Hindu temple in Nagaon, Assam, India

 Maha Mrityunjay Temple is a Hindu Temple dedicated to Hindu God Shiva, situated in Nagaon, Assam, India. This Temple is special in its architectural sense as it is built in a form a Shivling. It is the World's largest Shivalinga, at the height of 126 foot. This feature is made it unique and very attractive for the devotees.

==History==
Construction of temple was initiated in 2003 by Acharya Bhrigu Giri Maharaj, this place is where he used to meditate and is the location where Guru Shukracharya performed Mahāmrityunjaya Mantra. Basis of this thought Acharya Bhrigu Giri Maharajas had chosen this place for temple construction (Pran Pratishta). The initial planning for the construction started in the year 2003 but after several attempts by other architects and engineers, the final engineering and design work was carried by Er. Narayan Sharma. The temple is also very significant due to reflection of mastery in engineering.
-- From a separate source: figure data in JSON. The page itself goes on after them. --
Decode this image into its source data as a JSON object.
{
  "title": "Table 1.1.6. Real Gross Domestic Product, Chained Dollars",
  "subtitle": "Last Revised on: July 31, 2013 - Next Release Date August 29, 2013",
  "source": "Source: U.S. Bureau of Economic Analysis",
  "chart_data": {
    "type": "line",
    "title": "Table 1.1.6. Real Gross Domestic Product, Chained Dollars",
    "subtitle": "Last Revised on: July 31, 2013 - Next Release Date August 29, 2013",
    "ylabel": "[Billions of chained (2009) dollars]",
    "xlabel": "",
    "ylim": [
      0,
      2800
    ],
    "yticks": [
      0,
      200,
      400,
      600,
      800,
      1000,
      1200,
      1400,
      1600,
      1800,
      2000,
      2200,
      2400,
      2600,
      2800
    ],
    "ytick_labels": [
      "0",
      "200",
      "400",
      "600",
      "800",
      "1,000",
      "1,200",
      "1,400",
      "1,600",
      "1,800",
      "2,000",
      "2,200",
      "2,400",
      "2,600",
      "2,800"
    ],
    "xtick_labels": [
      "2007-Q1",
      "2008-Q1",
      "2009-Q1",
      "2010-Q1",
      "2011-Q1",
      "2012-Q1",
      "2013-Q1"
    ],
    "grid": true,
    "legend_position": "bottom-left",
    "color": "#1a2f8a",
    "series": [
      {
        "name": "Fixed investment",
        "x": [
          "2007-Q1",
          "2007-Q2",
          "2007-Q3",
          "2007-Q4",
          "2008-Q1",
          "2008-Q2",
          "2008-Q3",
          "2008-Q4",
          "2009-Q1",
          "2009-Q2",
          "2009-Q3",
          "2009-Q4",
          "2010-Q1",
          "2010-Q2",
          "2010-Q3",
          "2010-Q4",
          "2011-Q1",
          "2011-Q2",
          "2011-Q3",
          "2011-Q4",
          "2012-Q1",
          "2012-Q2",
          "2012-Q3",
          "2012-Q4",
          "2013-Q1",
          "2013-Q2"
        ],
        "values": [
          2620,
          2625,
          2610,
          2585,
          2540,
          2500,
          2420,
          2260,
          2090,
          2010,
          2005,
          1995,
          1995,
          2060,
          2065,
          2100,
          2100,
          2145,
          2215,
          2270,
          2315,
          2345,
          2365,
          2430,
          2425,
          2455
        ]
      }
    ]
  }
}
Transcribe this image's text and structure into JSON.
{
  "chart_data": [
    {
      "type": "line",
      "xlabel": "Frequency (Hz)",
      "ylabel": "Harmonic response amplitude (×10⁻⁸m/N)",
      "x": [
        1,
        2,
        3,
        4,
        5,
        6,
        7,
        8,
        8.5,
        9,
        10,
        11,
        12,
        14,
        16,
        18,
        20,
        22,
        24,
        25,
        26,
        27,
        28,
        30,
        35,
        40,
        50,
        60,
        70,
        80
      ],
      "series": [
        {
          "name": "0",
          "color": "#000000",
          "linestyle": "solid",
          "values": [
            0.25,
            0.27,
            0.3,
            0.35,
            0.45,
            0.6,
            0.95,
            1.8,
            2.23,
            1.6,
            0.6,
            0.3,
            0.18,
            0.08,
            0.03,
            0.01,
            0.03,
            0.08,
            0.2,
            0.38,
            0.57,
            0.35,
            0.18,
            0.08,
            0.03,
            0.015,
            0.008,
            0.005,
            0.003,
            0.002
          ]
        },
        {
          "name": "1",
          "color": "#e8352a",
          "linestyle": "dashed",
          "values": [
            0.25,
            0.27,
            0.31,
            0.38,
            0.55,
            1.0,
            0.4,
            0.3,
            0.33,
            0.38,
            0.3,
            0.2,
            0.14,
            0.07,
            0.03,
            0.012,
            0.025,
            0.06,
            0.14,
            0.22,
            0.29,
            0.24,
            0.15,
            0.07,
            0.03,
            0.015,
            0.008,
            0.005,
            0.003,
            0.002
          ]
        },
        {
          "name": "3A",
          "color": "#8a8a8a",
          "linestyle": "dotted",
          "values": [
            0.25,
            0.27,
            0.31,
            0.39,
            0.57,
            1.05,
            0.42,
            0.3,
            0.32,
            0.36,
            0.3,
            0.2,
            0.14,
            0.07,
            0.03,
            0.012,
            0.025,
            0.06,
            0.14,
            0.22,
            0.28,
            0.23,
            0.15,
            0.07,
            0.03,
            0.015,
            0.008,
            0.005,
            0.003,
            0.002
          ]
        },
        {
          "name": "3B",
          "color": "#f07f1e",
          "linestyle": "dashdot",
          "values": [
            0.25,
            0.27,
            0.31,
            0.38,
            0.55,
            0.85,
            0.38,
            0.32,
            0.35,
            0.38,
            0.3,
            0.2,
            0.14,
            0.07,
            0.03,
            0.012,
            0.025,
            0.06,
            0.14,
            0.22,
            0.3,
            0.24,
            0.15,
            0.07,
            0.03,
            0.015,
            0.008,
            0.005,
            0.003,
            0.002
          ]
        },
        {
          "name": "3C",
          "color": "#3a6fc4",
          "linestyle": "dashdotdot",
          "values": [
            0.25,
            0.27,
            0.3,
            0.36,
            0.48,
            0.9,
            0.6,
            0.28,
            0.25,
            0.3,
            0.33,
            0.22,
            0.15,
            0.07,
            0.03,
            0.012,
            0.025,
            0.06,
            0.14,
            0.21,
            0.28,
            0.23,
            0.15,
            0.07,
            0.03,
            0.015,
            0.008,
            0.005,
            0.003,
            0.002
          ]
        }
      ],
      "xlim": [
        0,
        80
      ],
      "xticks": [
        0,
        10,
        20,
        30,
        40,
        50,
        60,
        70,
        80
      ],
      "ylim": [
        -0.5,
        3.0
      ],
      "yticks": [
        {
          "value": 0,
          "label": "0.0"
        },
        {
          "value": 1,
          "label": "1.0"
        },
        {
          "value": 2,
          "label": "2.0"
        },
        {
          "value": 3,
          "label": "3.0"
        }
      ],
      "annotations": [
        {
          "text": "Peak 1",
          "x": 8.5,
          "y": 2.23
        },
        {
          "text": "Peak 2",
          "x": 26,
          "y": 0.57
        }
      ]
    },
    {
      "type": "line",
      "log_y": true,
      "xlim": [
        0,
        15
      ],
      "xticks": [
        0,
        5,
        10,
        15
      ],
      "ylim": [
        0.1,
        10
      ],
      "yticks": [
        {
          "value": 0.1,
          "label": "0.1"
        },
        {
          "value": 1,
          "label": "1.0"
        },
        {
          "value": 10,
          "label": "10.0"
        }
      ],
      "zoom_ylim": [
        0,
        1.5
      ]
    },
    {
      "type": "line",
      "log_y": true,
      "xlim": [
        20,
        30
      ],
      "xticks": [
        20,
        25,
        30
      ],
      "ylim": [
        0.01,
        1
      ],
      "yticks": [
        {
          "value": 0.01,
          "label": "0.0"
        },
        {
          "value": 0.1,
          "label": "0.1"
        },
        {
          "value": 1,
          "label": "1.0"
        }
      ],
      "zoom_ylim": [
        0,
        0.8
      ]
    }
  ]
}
==Inauguration and Pran Pratishta Mahotsav ==
The Temple Inauguration was done by Pran Pratishta Mahotsav, worship (Puja) was started on 22 Feb and ended on 25 Feb 2021, As special guest the Union Home Minister Mr. Amit Shah, Minister of Health and Education in Assam Dr. Himanta Biswa Sarma and Ex. Chief Minister of Assam Mr. Sarbananda Sonowal had participated the puja and Yagna of Maha Mrityunjay Temple. 108 Yagna Kundas was established for the Yagna and around 250 priests came from Tamil Nadu to perform the Pran Pratishta Yagna. After completion of Pran Pratishta Yagna the Temple was opened for devotees from 26 Feb 2021.

==Location==
Maha Mrityunjay Temple is situated in Bherbheri Gaon, Barhampur, Puranigudam Nagaon, Assam around 120 km far from heart city of Assam Guwahati.

==Earthquake effects==
A massive earthquake reported on 28 April 2021 in Assam and NE Region measured 6.7 on the Richter scale. Due to that jolt a minor crack was observed in the upper part of 126 feet of temple which can be termed as ornamental damage and no structural damage has occurred.